I am about to receive a dataset with about 100,000 rows and 100 columns, some numeric, some character. I have written some code in advance using base R and dplyr but I need to heavily rely on subsetting and am hence trying to make my code faster by rewriting it in data.table. I am also concerned about memory use, so I would like to avoid storing the filtered datasets I produce in my operations.
My main operations look like this:
for(s in 0:2){
# where 0=group1, 1=group2, 2=allData
mean(data[group!=s,][["col1"]])
}
where function mean()
is just used as an example. In my actual code I run the same statistical analysis for group 1, group 2 and the whole dataset.
How can I do this efficiently using data.table? Something like a magrittr-pipes structure but fast and where the temporarily filtered data does not get stored in memory.
Hope this makes sense (I am an R beginner).
PS: happy to accept functional solutions too, although it'd be good to have a loop solution too for ease of implementation within existing code.

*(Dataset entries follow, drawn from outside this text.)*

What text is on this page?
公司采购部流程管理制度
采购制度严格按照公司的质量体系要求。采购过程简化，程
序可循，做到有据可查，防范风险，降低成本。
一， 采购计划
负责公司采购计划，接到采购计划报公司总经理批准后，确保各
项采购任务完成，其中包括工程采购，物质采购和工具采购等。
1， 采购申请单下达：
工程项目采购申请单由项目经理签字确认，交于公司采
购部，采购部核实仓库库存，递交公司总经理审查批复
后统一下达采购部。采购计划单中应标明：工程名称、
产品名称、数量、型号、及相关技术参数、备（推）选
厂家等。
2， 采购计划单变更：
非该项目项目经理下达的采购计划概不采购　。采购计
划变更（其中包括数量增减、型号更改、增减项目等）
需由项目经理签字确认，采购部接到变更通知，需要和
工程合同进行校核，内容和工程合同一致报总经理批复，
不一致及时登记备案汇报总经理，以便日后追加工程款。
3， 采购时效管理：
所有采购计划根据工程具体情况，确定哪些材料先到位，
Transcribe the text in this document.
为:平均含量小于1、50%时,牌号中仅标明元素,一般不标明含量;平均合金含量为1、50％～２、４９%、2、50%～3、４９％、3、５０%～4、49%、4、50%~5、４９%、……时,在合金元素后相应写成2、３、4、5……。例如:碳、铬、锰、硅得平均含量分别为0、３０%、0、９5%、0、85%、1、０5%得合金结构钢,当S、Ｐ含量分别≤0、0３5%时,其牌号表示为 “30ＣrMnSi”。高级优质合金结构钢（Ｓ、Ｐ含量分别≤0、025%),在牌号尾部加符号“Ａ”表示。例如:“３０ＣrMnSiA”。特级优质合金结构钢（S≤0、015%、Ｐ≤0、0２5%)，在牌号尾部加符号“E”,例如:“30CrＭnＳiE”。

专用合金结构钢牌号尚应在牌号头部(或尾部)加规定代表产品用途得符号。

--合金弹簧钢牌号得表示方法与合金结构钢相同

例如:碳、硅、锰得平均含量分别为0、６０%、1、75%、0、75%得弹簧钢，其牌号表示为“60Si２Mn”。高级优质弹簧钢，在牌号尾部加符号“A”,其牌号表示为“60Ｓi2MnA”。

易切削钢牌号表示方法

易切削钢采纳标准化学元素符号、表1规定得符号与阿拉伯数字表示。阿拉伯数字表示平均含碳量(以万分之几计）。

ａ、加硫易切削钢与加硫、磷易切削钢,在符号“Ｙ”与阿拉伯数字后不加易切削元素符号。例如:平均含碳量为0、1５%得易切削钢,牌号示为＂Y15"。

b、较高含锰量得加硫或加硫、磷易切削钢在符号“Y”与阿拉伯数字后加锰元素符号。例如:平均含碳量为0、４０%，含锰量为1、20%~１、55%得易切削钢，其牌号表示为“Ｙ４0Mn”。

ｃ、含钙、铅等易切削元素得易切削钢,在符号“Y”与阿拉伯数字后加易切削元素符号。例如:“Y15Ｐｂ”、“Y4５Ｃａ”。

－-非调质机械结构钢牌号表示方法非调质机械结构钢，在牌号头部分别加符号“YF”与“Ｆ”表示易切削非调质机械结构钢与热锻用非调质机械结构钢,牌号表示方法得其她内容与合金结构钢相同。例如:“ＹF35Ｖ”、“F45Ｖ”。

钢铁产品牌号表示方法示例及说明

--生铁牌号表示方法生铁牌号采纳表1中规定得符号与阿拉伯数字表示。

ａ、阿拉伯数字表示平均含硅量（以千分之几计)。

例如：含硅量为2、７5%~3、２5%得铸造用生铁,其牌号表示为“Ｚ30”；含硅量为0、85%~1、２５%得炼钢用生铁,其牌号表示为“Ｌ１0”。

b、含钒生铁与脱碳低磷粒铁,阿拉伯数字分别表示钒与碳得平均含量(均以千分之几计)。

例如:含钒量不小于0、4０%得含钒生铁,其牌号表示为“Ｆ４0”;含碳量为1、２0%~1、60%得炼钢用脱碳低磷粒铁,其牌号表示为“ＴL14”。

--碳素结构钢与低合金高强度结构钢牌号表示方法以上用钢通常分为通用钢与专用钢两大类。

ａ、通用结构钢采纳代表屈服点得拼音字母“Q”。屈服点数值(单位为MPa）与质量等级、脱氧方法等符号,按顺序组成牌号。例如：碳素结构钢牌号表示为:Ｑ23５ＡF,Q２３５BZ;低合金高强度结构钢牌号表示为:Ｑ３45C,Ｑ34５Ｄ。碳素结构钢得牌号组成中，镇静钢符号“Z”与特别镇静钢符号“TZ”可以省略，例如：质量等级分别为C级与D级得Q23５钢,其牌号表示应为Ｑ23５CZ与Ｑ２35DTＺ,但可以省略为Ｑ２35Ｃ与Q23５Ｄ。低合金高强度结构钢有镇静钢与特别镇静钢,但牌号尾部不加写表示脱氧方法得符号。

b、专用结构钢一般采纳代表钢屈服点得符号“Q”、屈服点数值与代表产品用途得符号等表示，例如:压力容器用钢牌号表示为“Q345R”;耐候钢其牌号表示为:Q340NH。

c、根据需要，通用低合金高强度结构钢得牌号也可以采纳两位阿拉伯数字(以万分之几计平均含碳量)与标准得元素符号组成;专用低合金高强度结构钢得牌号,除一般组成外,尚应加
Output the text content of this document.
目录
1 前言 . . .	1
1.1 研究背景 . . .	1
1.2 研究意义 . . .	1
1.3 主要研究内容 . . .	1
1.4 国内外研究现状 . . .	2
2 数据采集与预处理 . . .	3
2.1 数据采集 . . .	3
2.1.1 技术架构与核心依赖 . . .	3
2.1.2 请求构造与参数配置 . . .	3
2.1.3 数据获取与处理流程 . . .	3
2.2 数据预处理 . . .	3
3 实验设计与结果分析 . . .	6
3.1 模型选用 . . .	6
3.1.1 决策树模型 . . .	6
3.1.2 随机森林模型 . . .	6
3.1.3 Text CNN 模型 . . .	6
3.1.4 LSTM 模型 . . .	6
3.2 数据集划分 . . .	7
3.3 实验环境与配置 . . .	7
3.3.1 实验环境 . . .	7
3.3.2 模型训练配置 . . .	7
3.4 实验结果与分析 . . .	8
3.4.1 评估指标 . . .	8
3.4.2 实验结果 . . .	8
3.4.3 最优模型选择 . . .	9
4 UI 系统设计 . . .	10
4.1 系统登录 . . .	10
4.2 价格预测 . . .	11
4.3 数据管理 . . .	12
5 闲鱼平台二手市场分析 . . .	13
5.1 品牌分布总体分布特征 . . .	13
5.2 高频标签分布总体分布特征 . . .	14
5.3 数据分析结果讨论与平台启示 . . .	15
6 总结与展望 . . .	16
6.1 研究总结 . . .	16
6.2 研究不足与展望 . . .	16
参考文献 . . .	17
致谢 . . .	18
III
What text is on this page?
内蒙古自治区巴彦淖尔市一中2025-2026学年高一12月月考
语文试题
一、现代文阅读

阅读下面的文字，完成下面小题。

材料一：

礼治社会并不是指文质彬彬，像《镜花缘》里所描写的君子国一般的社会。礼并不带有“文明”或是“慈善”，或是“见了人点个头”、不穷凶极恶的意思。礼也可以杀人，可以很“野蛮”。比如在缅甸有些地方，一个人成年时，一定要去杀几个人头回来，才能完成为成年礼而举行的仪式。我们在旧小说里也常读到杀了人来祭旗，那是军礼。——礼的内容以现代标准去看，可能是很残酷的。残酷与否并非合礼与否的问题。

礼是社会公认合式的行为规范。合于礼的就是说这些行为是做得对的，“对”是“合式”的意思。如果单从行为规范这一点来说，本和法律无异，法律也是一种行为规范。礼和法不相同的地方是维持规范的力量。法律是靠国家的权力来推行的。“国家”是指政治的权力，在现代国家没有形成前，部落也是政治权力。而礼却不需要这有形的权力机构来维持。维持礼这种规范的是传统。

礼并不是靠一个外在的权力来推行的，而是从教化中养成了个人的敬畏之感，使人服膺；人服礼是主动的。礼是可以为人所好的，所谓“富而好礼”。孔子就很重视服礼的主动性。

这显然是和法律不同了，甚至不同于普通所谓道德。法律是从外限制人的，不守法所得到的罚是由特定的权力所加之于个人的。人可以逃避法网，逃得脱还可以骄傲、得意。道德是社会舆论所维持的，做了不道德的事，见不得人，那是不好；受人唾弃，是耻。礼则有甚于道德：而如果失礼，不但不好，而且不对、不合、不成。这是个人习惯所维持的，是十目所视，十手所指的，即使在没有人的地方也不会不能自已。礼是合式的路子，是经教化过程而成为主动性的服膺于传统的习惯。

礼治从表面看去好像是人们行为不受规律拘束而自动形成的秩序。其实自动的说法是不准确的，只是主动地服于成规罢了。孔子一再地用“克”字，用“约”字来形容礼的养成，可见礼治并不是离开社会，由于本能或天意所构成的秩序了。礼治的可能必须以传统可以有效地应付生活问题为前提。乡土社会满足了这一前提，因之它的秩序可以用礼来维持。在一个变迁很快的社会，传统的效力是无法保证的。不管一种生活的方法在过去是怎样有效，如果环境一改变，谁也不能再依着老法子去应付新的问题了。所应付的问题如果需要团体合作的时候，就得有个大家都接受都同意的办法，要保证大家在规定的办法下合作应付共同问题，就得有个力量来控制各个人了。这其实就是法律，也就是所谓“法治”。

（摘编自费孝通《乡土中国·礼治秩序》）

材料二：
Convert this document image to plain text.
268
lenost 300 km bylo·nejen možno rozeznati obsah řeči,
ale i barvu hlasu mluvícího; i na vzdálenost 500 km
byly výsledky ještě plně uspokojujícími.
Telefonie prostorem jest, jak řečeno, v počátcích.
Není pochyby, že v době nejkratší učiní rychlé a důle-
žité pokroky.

I think you can do this all within the world of data.table:
## example data:
library(data.table)
data <- data.table(group = rep(1:2,each=3), col1=1:6)
Group by each group
value, and apply your function mean
to col1
where the group does not match the current group (group != .BY
). A second line would be needed to call the function for all the data with no grouping applied:
data[, data[group != .BY, mean(col1)], by=group]$V1
#[1] 5 2
data[, mean(col1)]
# [1] 3.5